My youngest son has been bugging me for a few weeks to give him a haircut. Yesterday I knew he wasn't going to let it go when he told me he wanted "one of dose pointy haircuts -- like da fings ona dragon's head!" Today he has a mohawk. He's pretty impressed with it. I'm sitting on my hands in an effort to restrain from loading it with product. It's rather cute and I can see his pointy little ears now.
Other than that, I am majorly stressing over my Fertility Clinic appt tomorrow. I'm pushing for surgery and trying not to think about the [rather secondary] issue of my fertility. My anxiety has me worrying someone will say I have to wait a long time before I can have it done, or that it can't be done by scope and I'd need another laparotomy, or that I need more tests done first. I hate the unknown -- being in the dark just gives my imagination the freedom to go to deep dark places.

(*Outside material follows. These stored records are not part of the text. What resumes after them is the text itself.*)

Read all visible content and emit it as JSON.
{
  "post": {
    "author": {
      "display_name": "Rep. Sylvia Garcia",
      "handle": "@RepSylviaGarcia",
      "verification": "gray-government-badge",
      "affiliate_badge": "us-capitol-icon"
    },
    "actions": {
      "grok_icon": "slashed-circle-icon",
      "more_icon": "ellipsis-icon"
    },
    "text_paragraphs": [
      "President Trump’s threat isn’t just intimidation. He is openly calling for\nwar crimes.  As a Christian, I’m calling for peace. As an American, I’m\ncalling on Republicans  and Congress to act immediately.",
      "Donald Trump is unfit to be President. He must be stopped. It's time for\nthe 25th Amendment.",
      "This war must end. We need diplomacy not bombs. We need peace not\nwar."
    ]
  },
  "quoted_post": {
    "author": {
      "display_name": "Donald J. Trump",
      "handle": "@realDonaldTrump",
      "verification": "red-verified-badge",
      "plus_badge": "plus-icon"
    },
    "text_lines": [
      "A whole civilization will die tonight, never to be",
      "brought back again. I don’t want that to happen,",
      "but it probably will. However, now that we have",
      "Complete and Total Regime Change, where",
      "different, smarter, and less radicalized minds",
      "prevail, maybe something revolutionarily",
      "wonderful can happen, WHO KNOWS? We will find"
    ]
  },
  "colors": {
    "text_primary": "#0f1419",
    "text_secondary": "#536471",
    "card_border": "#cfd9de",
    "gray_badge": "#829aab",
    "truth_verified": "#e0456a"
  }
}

The weather shift this week has gifted me a series of migraines. My boobs hurt for no apparent reason and this makes me paranoid. Is it possible to get a yeast infection when not nursing? It feels the way I'd imagine one to feel, except that I never experienced one when they were being used for that purpose. On a related note, my 4yr old thinks that boobs would make cool milk-squirting machine guns. I'm don't know how to begin processing that through my cluttered head. He's.. imaginative. Oy.
For the very first time in my life, I am reading The Hitchhiker's Guide To The Galaxy. I always considered it the domain of the freaky Dungeons and Dragons crowd in high school and, as such, avoided it like the plague. The line between them and me is now, I do believe, drawn on the other side of them -- and, having surpassed them in my freaky geekiness, I do believe it's time to read this and be done with it.
I'm hanging on for Friday -- heading to the Ex to check out The Trews.